Rice D W, Eisenberg D
UCLA-DOE Laboratory of Structural Biology and Molecular Medicine, Molecular Biology Institute, UCLA, Los Angeles, CA 90095-1570, USA.
J Mol Biol. 1997 Apr 11;267(4):1026-38. doi: 10.1006/jmbi.1997.0924.
In protein fold recognition, a probe amino acid sequence is compared to a library of representative folds of known structure to identify a structural homolog. In cases where the probe and its homolog have clear sequence similarity, traditional residue substitution matrices have been used to predict the structural similarity. In cases where the probe is sequentially distant from its homolog, we have developed a (7 x 3 x 2 x 7 x 3) 3D-1D substitution matrix (called H3P2), calculated from a database of 119 structural pairs. Members of each pair share a similar fold, but have sequence identity less than 30%. Each probe sequence position is defined by one of seven residue classes and three secondary structure classes. Each homologous fold position is defined by one of seven residue classes, three secondary structure classes, and two burial classes. Thus the matrix is five-dimensional and contains 7 x 3 x 2 x 7 x 3 = 882 elements or 3D-1D scores. The first step in assigning a probe sequence to its homologous fold is the prediction of the three-state (helix, strand, coil) secondary structure of the probe; here we use the profile based neural network prediction of secondary structure (PHD) program. Then a dynamic programming algorithm uses the H3P2 matrix to align the probe sequence with structures in a representative fold library. To test the effectiveness of the H3P2 matrix a challenging, fold class diverse, and cross-validated benchmark assessment is used to compare the H3P2 matrix to the GONNET, PAM250, BLOSUM62 and a secondary structure only substitution matrix. For distantly related sequences the H3P2 matrix detects more homologous structures at higher reliabilities than do these other substitution matrices, based on sensitivity versus specificity plots (or SENS-SPEC plots). The added efficacy of the H3P2 matrix arises from its information on the statistical preferences for various sequence-structure environment combinations from very distantly related proteins. It introduces the predicted secondary structure information from a sequence into fold recognition in a statistical way that normalizes the inherent correlations between residue type, secondary structure and solvent accessibility.
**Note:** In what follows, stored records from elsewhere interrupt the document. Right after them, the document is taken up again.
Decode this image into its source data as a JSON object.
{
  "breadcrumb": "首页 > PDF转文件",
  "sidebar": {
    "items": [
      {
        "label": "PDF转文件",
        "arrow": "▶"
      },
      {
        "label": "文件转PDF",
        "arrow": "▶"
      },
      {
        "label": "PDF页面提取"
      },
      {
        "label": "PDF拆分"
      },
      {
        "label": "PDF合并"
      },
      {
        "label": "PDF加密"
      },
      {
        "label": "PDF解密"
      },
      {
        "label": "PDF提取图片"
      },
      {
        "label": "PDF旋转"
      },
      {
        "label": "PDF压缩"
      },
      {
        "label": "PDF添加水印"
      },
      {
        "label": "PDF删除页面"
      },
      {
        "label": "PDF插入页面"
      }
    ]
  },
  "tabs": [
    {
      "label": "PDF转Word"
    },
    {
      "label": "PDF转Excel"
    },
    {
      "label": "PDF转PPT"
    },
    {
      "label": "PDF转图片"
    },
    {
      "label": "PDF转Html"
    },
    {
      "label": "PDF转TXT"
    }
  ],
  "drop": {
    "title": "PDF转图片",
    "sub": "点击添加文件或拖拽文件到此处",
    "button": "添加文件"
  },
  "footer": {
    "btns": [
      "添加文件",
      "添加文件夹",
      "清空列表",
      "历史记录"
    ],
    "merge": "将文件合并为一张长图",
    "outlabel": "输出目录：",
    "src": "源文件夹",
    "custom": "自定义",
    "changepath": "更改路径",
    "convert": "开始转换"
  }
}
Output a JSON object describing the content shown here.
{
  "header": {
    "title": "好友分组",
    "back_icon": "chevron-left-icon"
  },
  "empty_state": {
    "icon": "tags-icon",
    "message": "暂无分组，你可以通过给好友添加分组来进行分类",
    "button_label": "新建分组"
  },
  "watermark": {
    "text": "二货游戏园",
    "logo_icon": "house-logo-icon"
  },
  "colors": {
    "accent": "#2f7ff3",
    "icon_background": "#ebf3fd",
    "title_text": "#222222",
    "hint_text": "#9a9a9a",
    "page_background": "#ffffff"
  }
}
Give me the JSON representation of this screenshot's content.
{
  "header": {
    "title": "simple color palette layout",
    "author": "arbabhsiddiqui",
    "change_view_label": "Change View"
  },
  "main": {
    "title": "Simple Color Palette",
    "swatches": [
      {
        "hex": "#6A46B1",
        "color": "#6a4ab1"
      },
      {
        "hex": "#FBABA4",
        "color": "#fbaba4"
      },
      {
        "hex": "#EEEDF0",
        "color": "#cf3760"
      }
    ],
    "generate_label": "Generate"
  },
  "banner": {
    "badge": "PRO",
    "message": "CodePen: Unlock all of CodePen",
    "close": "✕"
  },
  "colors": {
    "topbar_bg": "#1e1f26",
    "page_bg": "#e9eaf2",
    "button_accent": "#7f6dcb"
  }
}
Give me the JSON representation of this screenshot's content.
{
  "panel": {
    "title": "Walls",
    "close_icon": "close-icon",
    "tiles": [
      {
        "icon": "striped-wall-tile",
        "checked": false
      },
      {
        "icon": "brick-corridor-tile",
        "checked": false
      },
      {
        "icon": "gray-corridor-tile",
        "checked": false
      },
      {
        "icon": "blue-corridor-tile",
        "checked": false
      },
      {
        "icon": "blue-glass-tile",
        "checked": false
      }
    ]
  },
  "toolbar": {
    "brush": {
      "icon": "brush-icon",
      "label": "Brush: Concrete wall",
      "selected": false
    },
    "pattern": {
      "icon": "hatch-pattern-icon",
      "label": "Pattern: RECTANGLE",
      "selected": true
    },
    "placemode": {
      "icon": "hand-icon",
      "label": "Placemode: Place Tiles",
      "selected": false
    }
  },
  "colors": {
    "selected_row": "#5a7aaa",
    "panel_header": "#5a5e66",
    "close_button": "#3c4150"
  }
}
在蛋白质折叠识别中,将一条探测氨基酸序列与已知结构的代表性折叠文库进行比较,以识别结构同源物。在探测序列与其同源物具有明显序列相似性的情况下,传统的残基替换矩阵已被用于预测结构相似性。在探测序列与其同源物在序列上距离较远的情况下,我们开发了一种(7×3×2×7×3)三维-一维替换矩阵(称为H3P2),它是根据119个结构对的数据库计算得出的。每对结构的成员具有相似的折叠,但序列同一性小于30%。每个探测序列位置由七种残基类别和三种二级结构类别之一定义。每个同源折叠位置由七种残基类别、三种二级结构类别和两种埋藏类别之一定义。因此,该矩阵是五维的,包含7×3×2×7×3 = 882个元素或三维-一维得分。将探测序列与其同源折叠进行匹配的第一步是预测探测序列的三态(螺旋、链、无规卷曲)二级结构;这里我们使用基于轮廓的神经网络二级结构预测(PHD)程序。然后,一种动态规划算法使用H3P2矩阵将探测序列与代表性折叠文库中的结构进行比对。为了测试H3P2矩阵的有效性,使用了一个具有挑战性、折叠类别多样且经过交叉验证的基准评估,将H3P2矩阵与GONNET、PAM250、BLOSUM62以及仅基于二级结构的替换矩阵进行比较。对于远缘相关序列,基于敏感性与特异性图(或SENS-SPEC图),H3P2矩阵比其他这些替换矩阵能以更高的可靠性检测到更多的同源结构。H3P2矩阵额外的有效性源于其关于来自远缘相关蛋白质的各种序列-结构环境组合的统计偏好信息。它以一种统计方式将来自序列的预测二级结构信息引入折叠识别,从而对残基类型、二级结构和溶剂可及性之间的内在相关性进行归一化。